If you have a bulging or herniated disk, you may experience:
- low back pain that gets better after a few days
- numbness or tingling in your leg or foot
- weakness in your leg or foot
In rare cases, you may experience loss of bladder control. Seek immediate medical attention if you do.
It’s best to see a doctor as soon as possible if you have back pain after a car accident. Even if you don’t have any symptoms of an injury, consider seeing a healthcare professional to examine you. Injuries may not be immediately apparent and back pain may not start for several days after a collision.
How do I know if my lower back injury is serious?
Some symptoms that accompany back pain may suggest a more serious spinal injury. Seek immediate medical care if you experience any of the following:
- pain that worsens
- changes in bowel or bladder function
You may not feel back pain immediately after a car accident, even if there’s an injury. It may take time for inflammation from a muscle strain or nerve pain from a herniated disk to develop.
A car accident is also a stressful situation that can turn on your “fight or flight” response. This causes your body to release adrenaline, which can decrease pain sensation even if you have an injury.

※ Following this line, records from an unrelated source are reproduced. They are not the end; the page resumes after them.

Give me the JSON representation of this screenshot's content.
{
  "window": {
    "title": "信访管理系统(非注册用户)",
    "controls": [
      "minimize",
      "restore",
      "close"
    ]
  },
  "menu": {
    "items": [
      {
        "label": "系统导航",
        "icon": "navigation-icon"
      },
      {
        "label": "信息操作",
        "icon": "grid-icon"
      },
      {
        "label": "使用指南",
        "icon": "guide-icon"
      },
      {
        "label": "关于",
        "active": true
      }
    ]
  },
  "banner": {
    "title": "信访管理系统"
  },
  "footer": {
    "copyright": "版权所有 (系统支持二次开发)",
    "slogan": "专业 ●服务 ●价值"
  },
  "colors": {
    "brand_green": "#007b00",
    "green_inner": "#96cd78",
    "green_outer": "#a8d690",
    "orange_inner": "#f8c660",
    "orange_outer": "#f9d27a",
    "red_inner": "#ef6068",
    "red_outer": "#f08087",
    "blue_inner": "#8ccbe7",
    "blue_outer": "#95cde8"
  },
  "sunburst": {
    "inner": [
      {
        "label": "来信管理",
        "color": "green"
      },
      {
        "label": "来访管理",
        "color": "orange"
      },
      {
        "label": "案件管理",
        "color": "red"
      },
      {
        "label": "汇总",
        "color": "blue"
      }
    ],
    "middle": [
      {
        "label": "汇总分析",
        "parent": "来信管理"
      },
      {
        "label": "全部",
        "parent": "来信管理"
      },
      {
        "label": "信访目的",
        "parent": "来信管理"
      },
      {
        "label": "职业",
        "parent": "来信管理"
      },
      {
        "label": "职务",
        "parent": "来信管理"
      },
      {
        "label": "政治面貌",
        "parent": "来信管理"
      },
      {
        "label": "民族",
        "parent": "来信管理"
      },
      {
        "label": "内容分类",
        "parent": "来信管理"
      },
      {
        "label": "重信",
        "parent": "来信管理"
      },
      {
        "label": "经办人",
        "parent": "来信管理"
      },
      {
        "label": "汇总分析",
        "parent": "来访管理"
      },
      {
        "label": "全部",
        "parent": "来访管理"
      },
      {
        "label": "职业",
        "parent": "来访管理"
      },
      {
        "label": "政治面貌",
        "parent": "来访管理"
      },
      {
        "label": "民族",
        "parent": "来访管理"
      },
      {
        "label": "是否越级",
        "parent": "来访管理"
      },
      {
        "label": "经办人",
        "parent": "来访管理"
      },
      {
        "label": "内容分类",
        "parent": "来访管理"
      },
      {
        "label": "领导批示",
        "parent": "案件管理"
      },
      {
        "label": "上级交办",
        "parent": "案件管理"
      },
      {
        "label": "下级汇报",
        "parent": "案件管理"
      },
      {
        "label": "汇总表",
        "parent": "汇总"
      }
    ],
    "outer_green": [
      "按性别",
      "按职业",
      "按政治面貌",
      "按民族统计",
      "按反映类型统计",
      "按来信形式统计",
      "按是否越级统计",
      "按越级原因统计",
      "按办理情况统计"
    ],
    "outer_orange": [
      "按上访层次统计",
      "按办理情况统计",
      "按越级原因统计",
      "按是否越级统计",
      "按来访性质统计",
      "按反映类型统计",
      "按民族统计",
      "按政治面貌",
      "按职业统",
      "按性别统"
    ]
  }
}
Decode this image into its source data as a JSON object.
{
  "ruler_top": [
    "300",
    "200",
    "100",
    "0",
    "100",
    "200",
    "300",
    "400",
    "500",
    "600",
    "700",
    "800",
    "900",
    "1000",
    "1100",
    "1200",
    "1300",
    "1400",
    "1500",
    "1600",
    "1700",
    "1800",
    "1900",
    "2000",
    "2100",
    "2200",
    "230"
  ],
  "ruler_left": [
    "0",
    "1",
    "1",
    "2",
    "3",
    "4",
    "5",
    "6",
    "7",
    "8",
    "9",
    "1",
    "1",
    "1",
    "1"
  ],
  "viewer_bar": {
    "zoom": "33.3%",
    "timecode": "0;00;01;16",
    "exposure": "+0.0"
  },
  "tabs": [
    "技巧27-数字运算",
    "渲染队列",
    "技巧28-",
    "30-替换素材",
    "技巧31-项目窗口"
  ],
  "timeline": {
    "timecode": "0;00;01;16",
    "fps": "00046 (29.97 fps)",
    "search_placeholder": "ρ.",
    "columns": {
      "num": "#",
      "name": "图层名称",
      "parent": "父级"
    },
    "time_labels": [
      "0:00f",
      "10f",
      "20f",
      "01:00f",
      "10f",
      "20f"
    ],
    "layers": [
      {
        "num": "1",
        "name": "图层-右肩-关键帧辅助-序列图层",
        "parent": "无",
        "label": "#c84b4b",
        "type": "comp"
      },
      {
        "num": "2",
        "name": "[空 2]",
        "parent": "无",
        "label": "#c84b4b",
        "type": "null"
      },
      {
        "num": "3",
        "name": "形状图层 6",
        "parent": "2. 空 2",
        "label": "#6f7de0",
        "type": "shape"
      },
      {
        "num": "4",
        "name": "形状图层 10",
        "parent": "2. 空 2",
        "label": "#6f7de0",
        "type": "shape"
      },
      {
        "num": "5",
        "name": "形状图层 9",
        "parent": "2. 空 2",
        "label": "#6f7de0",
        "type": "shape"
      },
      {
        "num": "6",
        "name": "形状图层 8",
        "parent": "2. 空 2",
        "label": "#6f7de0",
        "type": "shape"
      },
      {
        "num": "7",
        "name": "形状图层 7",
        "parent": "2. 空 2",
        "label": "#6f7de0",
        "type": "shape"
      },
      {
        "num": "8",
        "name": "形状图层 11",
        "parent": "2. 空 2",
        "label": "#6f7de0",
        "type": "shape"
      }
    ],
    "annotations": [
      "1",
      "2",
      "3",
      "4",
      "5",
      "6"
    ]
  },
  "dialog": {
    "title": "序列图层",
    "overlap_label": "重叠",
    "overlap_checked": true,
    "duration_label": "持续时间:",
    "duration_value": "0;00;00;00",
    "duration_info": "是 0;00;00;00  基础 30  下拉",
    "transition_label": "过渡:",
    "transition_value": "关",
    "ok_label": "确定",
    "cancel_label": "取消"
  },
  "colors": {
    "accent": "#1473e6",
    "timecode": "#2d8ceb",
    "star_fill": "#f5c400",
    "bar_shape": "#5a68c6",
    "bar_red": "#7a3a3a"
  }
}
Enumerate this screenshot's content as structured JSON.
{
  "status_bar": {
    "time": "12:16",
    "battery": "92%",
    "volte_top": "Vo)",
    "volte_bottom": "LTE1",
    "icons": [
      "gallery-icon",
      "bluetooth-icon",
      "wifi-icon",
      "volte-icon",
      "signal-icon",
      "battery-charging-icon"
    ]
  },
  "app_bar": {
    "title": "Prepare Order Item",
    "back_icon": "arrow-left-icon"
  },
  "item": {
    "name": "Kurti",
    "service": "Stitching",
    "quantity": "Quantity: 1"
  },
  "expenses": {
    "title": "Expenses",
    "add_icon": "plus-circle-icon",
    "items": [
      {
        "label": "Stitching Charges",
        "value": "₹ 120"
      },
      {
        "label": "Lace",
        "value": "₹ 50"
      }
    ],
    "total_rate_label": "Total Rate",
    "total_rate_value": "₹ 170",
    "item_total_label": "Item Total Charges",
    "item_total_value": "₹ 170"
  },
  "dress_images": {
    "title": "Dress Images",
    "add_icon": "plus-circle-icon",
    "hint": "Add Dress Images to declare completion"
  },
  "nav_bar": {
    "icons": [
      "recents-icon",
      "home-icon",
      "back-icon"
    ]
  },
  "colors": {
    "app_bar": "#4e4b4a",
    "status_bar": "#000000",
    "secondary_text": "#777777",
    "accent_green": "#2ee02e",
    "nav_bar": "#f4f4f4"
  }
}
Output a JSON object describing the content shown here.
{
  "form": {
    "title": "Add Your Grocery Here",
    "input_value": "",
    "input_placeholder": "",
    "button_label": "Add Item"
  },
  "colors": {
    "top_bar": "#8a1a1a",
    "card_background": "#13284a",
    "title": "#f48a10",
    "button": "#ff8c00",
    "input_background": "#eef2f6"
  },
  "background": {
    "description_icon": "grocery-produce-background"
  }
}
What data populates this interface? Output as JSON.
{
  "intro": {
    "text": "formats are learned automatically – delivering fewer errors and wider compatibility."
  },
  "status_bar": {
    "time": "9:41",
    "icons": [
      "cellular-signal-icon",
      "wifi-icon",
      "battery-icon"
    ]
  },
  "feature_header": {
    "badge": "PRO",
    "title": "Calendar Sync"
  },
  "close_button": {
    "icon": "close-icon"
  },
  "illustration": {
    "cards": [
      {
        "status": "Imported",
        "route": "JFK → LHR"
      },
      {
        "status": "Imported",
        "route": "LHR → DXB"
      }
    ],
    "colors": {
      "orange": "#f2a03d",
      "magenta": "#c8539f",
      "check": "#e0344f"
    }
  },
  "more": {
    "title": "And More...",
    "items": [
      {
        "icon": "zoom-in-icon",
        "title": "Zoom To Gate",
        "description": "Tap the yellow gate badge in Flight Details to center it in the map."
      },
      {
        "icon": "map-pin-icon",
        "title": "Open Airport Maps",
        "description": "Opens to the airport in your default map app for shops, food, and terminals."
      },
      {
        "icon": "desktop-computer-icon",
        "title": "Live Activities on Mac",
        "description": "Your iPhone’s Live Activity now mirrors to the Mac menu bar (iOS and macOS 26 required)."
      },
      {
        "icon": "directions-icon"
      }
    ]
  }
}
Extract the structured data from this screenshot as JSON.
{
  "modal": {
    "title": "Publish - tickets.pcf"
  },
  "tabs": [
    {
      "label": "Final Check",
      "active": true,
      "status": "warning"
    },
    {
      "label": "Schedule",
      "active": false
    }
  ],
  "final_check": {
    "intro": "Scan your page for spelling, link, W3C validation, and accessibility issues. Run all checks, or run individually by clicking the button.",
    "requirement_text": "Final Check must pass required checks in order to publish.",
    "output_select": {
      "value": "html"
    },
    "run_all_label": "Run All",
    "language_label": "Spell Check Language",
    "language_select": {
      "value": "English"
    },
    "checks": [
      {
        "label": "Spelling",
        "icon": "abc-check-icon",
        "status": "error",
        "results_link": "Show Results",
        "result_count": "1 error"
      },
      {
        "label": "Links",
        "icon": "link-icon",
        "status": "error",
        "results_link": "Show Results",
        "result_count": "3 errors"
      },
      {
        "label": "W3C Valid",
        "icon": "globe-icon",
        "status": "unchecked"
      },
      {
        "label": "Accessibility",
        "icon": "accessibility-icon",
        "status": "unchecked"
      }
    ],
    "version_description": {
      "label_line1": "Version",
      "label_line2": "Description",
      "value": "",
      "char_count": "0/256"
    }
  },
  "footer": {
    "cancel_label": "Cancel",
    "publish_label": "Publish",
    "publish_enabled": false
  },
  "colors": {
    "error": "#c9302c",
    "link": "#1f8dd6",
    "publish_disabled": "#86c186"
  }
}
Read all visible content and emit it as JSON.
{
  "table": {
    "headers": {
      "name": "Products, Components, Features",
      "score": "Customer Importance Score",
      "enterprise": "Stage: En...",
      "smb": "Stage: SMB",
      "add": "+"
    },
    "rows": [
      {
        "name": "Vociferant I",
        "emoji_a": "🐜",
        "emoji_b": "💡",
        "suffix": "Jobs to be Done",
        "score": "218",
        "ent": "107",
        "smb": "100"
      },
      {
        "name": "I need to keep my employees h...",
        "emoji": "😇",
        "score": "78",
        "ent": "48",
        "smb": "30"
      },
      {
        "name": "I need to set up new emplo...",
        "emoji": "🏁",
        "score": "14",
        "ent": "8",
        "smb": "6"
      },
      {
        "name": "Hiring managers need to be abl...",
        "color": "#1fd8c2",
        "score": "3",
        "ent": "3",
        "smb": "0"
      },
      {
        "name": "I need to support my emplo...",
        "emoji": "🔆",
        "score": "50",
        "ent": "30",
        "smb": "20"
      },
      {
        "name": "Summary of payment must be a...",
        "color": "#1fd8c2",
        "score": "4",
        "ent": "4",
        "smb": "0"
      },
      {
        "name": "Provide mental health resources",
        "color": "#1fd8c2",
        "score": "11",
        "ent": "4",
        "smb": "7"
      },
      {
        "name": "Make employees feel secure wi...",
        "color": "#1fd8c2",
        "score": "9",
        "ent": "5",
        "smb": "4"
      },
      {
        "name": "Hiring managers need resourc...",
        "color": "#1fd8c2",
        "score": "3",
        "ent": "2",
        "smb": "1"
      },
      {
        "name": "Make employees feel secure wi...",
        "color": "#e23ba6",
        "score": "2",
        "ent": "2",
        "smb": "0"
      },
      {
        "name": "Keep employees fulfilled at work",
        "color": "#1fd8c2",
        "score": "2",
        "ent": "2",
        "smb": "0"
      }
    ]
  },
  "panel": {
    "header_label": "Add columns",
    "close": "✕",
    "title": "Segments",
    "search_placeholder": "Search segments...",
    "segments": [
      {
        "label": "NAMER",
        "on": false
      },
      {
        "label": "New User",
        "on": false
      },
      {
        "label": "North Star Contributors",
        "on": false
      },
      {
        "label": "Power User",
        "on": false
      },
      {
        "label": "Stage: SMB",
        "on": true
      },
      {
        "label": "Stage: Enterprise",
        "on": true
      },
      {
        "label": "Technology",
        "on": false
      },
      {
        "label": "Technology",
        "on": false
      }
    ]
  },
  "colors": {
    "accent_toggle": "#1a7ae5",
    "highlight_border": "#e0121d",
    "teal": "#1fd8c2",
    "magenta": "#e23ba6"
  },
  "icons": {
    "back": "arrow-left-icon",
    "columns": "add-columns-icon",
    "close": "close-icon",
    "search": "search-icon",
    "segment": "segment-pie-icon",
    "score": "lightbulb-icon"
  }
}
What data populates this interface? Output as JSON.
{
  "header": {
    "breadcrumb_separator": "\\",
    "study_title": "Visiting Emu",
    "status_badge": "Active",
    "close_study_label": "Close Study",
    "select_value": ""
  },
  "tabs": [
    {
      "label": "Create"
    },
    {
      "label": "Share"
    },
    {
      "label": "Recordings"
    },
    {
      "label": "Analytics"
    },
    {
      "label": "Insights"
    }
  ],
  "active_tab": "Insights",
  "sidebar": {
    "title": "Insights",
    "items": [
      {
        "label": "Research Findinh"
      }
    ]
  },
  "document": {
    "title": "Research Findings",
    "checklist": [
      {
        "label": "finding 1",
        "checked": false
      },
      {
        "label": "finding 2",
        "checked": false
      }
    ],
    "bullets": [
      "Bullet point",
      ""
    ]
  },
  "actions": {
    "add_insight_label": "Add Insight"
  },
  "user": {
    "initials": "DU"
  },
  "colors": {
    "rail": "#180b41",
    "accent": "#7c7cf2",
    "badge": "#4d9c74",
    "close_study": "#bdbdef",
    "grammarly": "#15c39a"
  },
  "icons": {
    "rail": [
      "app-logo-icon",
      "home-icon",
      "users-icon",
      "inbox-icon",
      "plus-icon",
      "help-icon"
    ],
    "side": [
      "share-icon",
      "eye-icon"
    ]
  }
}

Treatment for low back pain depends on the type of injury. Doctors usually start with conservative measures and home treatment. If you have chronic or ongoing low back pain, they may consider other options, such as surgery.
A doctor may recommend trying home care for 2 to 3 weeks before moving on to other treatments. Home management options include:
- over-the-counter (OTC) pain relievers, such as:
- acetaminophen (Tylenol)
- naproxen (Aleve)
- ibuprofen (Advil)
- topical creams and patches with a pain relief ingredient such as lidocaine or capsaicin
- heat or ice packs to reduce inflammation
It’s best to keep moving and avoid bed rest, but avoid strenuous activities. You can gradually increase your activity as you feel better.
If OTC pain medications aren’t enough, a doctor may prescribe other medication. Options include:
- prescription pain relief
- muscle relaxants
- trigger point injections
- steroid epidural injections
- medications that affect how your body experiences pain
A doctor may recommend surgery if you experience the following:
- pain that severely impacts your quality of life
- leg weakness or numbness
- bladder and bowel function changes
- problems walking or standing
Back pain usually goes away within a
Almost one-third of people with low back pain after a car accident still experience pain after 12 months. A 2020 research review notes that people who experience low back pain after a car accident are 2.7 times more likely than others to experience low back pain in the future.
Low back pain is common after a car accident. Specific symptoms will depend on the type of injury that’s causing the pain. It’s important for a doctor to assess you after a car accident, especially since pain from a low back injury may be delayed.
You can treat most low back pain at home, but moderate or severe low back pain may require prescription medication or surgery. Low back pain after a car accident often goes away in a few weeks, but symptoms can persist for years in some people.